Date: Tue, 20 May 2008 23:19:36 +0200
Message-ID: <48334068.1090205@tuxes.nl>
References: <483006F1.6080008@tuxes.nl> <20080518122853.GB31413@mit.edu> <483056DC.4060108@tuxes.nl> <48316565.1040501@tuxes.nl> <20080520120953.GO15035@mit.edu>
Mime-Version: 1.0
Content-Type: text/plain; charset=ISO-8859-1
Content-Transfer-Encoding: 7bit
Cc: linux-ext4@vger.kernel.org
To: Theodore Tso <tytso@MIT.EDU>
In-Reply-To: <20080520120953.GO15035@mit.edu>
Sender: linux-ext4-owner@vger.kernel.org

Theodore Tso wrote:
> On Mon, May 19, 2008 at 01:32:53PM +0200, Bas van Schaik wrote:
>   
>> Does this tell you anything?
>>
>>     
>
> Unfortunately comparing the two dumpe2fs outputs don't show anything
> interesting.  It did rule out a few cases where e2fsck can silently
> mark the filesystem has having been modified (setting the directory
> hash hint, moving the journal inode, which it does silently without
> informing the user --- and I should fix that one of these days; I'll
> create some bug reports to remind myself they need to be fixed), but I
> don't see why it happened for your case.
>
> It's definitely not normal; doing a journal replay does not cause fsck
> to exit with a non-zero status, if it didn't make any other changes.
> I just tested that with e2fsprogs 1.40.8 just in case something had
> gotten screwed up, and it worked as expected.
>   
Actually I also wouldn't expect e2fsck to do so.

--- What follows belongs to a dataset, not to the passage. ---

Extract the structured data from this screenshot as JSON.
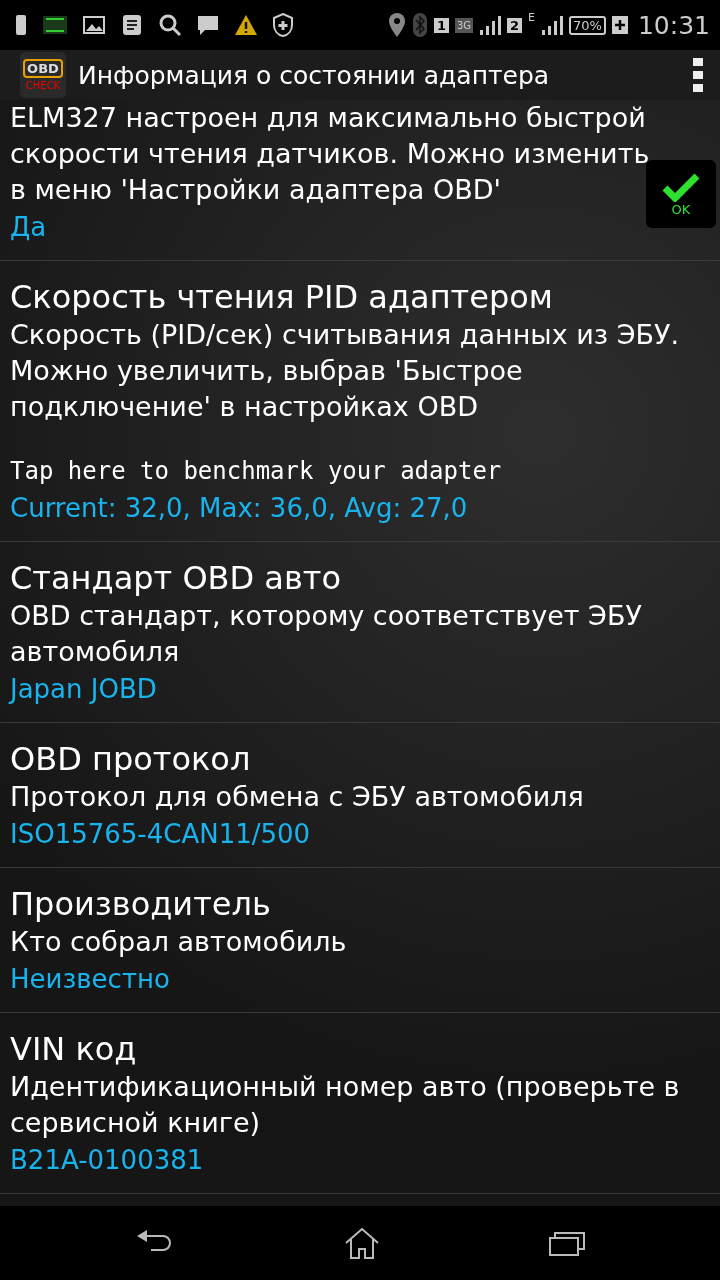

Maybe I'm overseeing
something really stupid, this is the bash code I'm running:
> e2fsck.static -f -y -v /dev/loop1 &> $TMPLOGFILE
> retcode="$?"
>
> (...)
>
> if [ ! "$retcode" = "0" ]; then
>         echo "e2fsck had nonzero exitcode $retcode, aborting!"
>         (...)
> fi


> I know how to debug it if you are really motiviated to get to the
> bottom of this.  It would involve running a modified e2fsck/e2fsprogs
> which changes ext2fs_mark_changed() and ext2fs_mark_super_dirty() to
> be real functions, and setting breakpoints in gdb so we can trap any
> calls made to those functions and dump out a stack backtrace, and then
> continuing the e2fsck run, and then reporting to me the stack
> backtraces where gdb trapped calls to ext2fs_mark_changed() and/or
> ext2fs_mark_super_dirty().
>   
To be honest, I'm currently trying to find out the cause of all these
filesystem corruptions. Maybe I'll try to sort this out later using gdb
and so on.

> Andreas is right though that if you are taking a proper snapshot, the
> disk really should be quiesced and no journal replay should be
> required at all.  That's how a devicemapper snapshot works in LVM ---
> so one good question to explore is how *are* you doing your snapshots.
Exactly my thoughts, but apparently something is wrong here too. Maybe I
should note that my journal commit interval is set to something like 5
or 10 seconds, is that relevant? Again a small snippet of bash
responsible for snapshotting:
> snapshot_stamp=`date +%Y%m%d-%H%M%S`
> lvcreate --snapshot --size 50G --name backups-snapshot-$snapshot_stamp
> $LV &> $TMPLOGFILE

This is not a weird way to snapshot, is it?

  -- Bas